The Glover’s Reef Seascape is crucial to the Belize economy. Its nursery ground for commercially important fisheries is a living bank for more than a hundred licensed fishermen. It is a centerpiece of ecotourism within the greater Belize Barrier Reef—Belize’s premier tourism destination and a World Heritage Site. Its rich cultural and archaeological history is evident in pre-Classic Maya settlements.
The Government of Belize recognized this value when it established the Glover’s Reef Marine Reserve in 1993, which includes one of the country’s largest no-fishing zones. However, like coral reef systems around the world, Glover’s remains under threat from overfishing, pollution, unregulated tourism and climate change – threats that destroy corals, deplete fish stocks, and weaken ecological links across the seascape.
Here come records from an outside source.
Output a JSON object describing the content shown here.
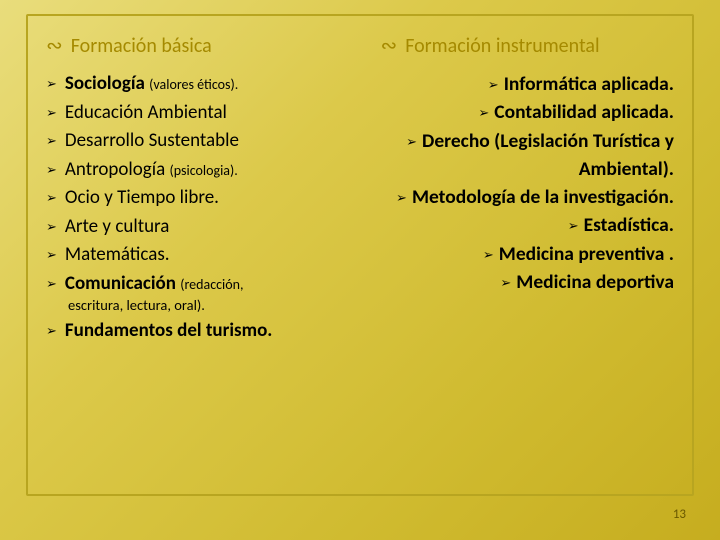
{
  "background": {
    "gradient_from": "#e9dd7c",
    "gradient_to": "#c6ad1f",
    "frame_border": "#b8a520"
  },
  "left": {
    "heading": "Formación básica",
    "items": [
      {
        "main": "Sociología",
        "note": "(valores éticos).",
        "bold": true
      },
      {
        "main": "Educación Ambiental",
        "bold": false
      },
      {
        "main": "Desarrollo Sustentable",
        "bold": false
      },
      {
        "main": "Antropología",
        "note": "(psicologia).",
        "bold": false
      },
      {
        "main": "Ocio y Tiempo libre.",
        "bold": false
      },
      {
        "main": "Arte  y cultura",
        "bold": false
      },
      {
        "main": "Matemáticas.",
        "bold": false
      },
      {
        "main": "Comunicación",
        "note": "(redacción,",
        "bold": true,
        "sub": "escritura, lectura, oral)."
      },
      {
        "main": "Fundamentos del turismo.",
        "bold": true
      }
    ]
  },
  "right": {
    "heading": "Formación instrumental",
    "items": [
      {
        "text": "Informática aplicada.",
        "bold": true
      },
      {
        "text": "Contabilidad aplicada.",
        "bold": true
      },
      {
        "text": "Derecho (Legislación Turística y Ambiental).",
        "bold": true
      },
      {
        "text": "Metodología de la investigación.",
        "bold": true
      },
      {
        "text": "Estadística.",
        "bold": true
      },
      {
        "text": "Medicina preventiva .",
        "bold": true
      },
      {
        "text": "Medicina deportiva",
        "bold": true
      }
    ]
  },
  "page_number": "13",
  "bullet_glyph": "➢",
  "heading_glyph": "∾"
}
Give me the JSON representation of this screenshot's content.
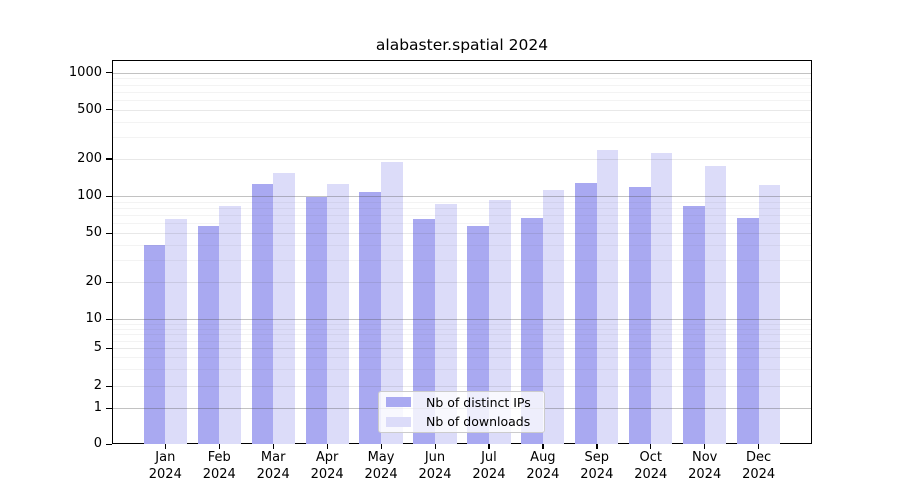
{
  "title": "alabaster.spatial 2024",
  "chart_data": {
    "type": "bar",
    "title": "alabaster.spatial 2024",
    "categories": [
      "Jan 2024",
      "Feb 2024",
      "Mar 2024",
      "Apr 2024",
      "May 2024",
      "Jun 2024",
      "Jul 2024",
      "Aug 2024",
      "Sep 2024",
      "Oct 2024",
      "Nov 2024",
      "Dec 2024"
    ],
    "series": [
      {
        "name": "Nb of distinct IPs",
        "color": "#a9a9f1",
        "values": [
          40,
          57,
          125,
          98,
          108,
          65,
          57,
          66,
          127,
          118,
          83,
          66
        ]
      },
      {
        "name": "Nb of downloads",
        "color": "#dcdcf9",
        "values": [
          65,
          83,
          155,
          125,
          190,
          86,
          93,
          112,
          235,
          225,
          176,
          123
        ]
      }
    ],
    "yscale": "symlog",
    "yticks": [
      0,
      1,
      2,
      5,
      10,
      20,
      50,
      100,
      200,
      500,
      1000
    ],
    "ylim": [
      0,
      1150
    ],
    "grid": true,
    "legend_position": "lower center, inside plot"
  }
}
For more than 20 years, the Wildlife Conservation Society (WCS) has partnered with the Government of Belize to pioneer innovative approaches to conserving Glover’s. Effective field science, policy reform, and capacity building are leading us closer to our 10-year vision: massive colonies of brain, starlet, elkhorn, finger and other corals hosting hundreds of species of fish, marine turtles, and top predators such as sharks and groupers, thriving within a productive and resilient seascape that is sustained by effective management and supported by local people who are well-informed and actively engaged in sustainable management of Glover’s Reef.
With WCS's experience, scientific knowledge, and commitment, together we can ensure that this seascape remains forever wild.